Gannon University lifts campus-wide mask mandate


Gannon Facebook

Previously spread around campus, all of the “mask required”and “keep distance” signs have been removed from all academic and residential buildings.

Chloe Palmiere, News Editor

For the first time since the summer of 2021, wearing a mask is now optional in all indoor spaces on Gannon University’s Erie and Ruskin, Fla., campuses.

The lifting of the mask mandate was made official on Feb. 23 in an announcement that was sent out via email to all students and staff members.

This is the second time that Gannon has lifted the mask mandate since the COVID-19 pandemic started back in March of 2020.

The decision to remove this requirement, while recommending individual judgment in personal mask use, reflects on Gannon’s high vaccination rates and the vastly reduced incidence of COVID-19 among the faculty, staff and students.

Currently the vaccination rate on the Erie campus is at 89.5%; this is a total of all personnel on campus.

While the mask mandate has been lifted and is now optional, it is recommended that unvaccinated individuals continue to wear masks indoors.

Some students, such as senior nursing major Muriel Very, welcomed the news.

“Personally, I think the mask mandate being lifted is something that many of us needed,” Very said.

“I think we have come to the point where the people who want to get vaccinated have already done so and we are the most protected we can be at this point.”

Very also said that the lifting of the mask mandate gives people a choice regarding wearing a mask.

“I believe that we all need to see that we are moving in the right direction finally after two years, and this is part of that encouragement,” she said.

Gannon will continue to monitor the prevalence of the virus within the community.

The mandatory weekly surveillance testing program for all unvaccinated students, staff and faculty, athletes in accordance with their NCAA required testing, and any individuals who experience symptoms regardless of their vaccination status will still be happening regardless of the mask lifting.

The majority of the students and faculty on the Erie campus have taken their masks off, but some are still wearing them for a variety of reasons.

“We ask that we all show respect for our classmates and colleagues who might still prefer to wear masks for any reason,” Doug Oathout, chief of staff and director of Marketing and Communications, said in a campus-wide email.

“We encourage you to carry a mask with you in case they request you to wear it around them.
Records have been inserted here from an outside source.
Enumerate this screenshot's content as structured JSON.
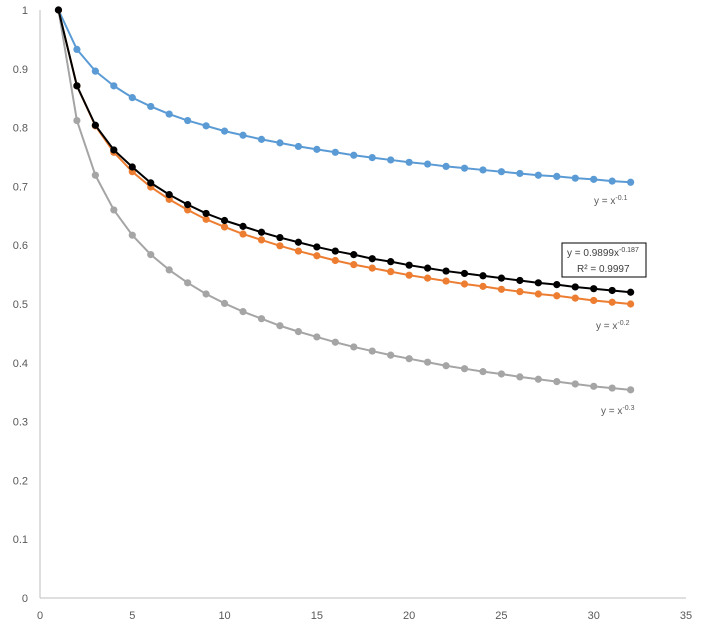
{
  "chart_data": {
    "type": "scatter",
    "title": "",
    "xlabel": "",
    "ylabel": "",
    "xlim": [
      0,
      35
    ],
    "ylim": [
      0,
      1
    ],
    "x_ticks": [
      "0",
      "5",
      "10",
      "15",
      "20",
      "25",
      "30",
      "35"
    ],
    "y_ticks": [
      "0",
      "0.1",
      "0.2",
      "0.3",
      "0.4",
      "0.5",
      "0.6",
      "0.7",
      "0.8",
      "0.9",
      "1"
    ],
    "grid": false,
    "legend": "none",
    "x": [
      1,
      2,
      3,
      4,
      5,
      6,
      7,
      8,
      9,
      10,
      11,
      12,
      13,
      14,
      15,
      16,
      17,
      18,
      19,
      20,
      21,
      22,
      23,
      24,
      25,
      26,
      27,
      28,
      29,
      30,
      31,
      32
    ],
    "series": [
      {
        "color": "#5b9bd5",
        "values": [
          1,
          0.933,
          0.896,
          0.871,
          0.851,
          0.836,
          0.823,
          0.812,
          0.803,
          0.794,
          0.787,
          0.78,
          0.774,
          0.768,
          0.763,
          0.758,
          0.753,
          0.749,
          0.745,
          0.741,
          0.738,
          0.734,
          0.731,
          0.728,
          0.725,
          0.722,
          0.719,
          0.717,
          0.714,
          0.712,
          0.709,
          0.707
        ]
      },
      {
        "color": "#ed7d31",
        "values": [
          1,
          0.871,
          0.803,
          0.758,
          0.725,
          0.699,
          0.678,
          0.66,
          0.644,
          0.631,
          0.619,
          0.609,
          0.599,
          0.59,
          0.582,
          0.574,
          0.567,
          0.561,
          0.555,
          0.549,
          0.544,
          0.539,
          0.534,
          0.53,
          0.525,
          0.521,
          0.517,
          0.514,
          0.51,
          0.506,
          0.503,
          0.5
        ]
      },
      {
        "color": "#a5a5a5",
        "values": [
          1,
          0.812,
          0.719,
          0.66,
          0.617,
          0.584,
          0.558,
          0.536,
          0.517,
          0.501,
          0.487,
          0.475,
          0.463,
          0.453,
          0.444,
          0.435,
          0.427,
          0.42,
          0.413,
          0.407,
          0.401,
          0.395,
          0.39,
          0.385,
          0.381,
          0.376,
          0.372,
          0.368,
          0.364,
          0.36,
          0.357,
          0.354
        ]
      },
      {
        "color": "#000000",
        "values": [
          1,
          0.871,
          0.804,
          0.762,
          0.733,
          0.706,
          0.686,
          0.669,
          0.654,
          0.642,
          0.632,
          0.622,
          0.613,
          0.605,
          0.597,
          0.59,
          0.584,
          0.577,
          0.572,
          0.566,
          0.561,
          0.556,
          0.552,
          0.548,
          0.544,
          0.54,
          0.536,
          0.533,
          0.529,
          0.526,
          0.523,
          0.52
        ]
      }
    ],
    "annotations": {
      "blue_base": "y = x",
      "blue_exp": "-0.1",
      "orange_base": "y = x",
      "orange_exp": "-0.2",
      "gray_base": "y = x",
      "gray_exp": "-0.3",
      "fit_eq_base": "y = 0.9899x",
      "fit_eq_exp": "-0.187",
      "fit_r2": "R² = 0.9997"
    }
  }
}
This is not required per the updated policy but is aligned with our standards of behavior respecting others and supporting the well-being of all.”

Julia Mack, associate dean of the College of Humanities, Education and Social Sciences and director of the university’s criminal justice program, said she was grateful for the protection when the university first imposed its mask mandate, but admitted she was a bit worried about what it would be like having to lecture while wearing a mask.

“I wasn’t sure how well students would be able to hear me or how difficult it would be to breathe while teaching in a mask,” she said.

“After a while it became much easier, and I grew accustomed to it.

Though now that masks are optional, it has been wonderful to see students’ reactions and facial expressions.

A large part of teaching is reading the room, which isn’t easy to do when everyone is masked up.”

Gannon is still encouraging anyone who has flu-like symptoms to avoid campus and reach out to the Gannon nurses via the LiveSafe app, and if you are sick, do not come to campus.

Katie McMillen, a sophomore physician assistant major, said she was a little surprised and a bit nervous when she found out the mask mandate would be lifted, but she believes it “helps our community feel more unified.”

“We have worked hard as a community to stop the spread and I trust that Gannon is making the right decision,” McMillen said. “We have worked hard to be able to have this opportunity and I am excited for the steps moving forward that enhance a normal college experience.”

Many of the students on Gannon’s campuses are excited for this change, but it is a very big change since everyone in the Gannon community has gotten so used to having to wear a mask.

“I am excited that Gannon has lifted the mask mandate, but it does feel very strange to leave my apartment without one,” said Elzbieta Sorel, a sophomore nursing major.

“I feel like I am missing something since we all have been wearing them for almost two years.

Especially when I enter any academic building and see everyone without them on, it is a strange feeling, but I know it means we are headed in a good direction.”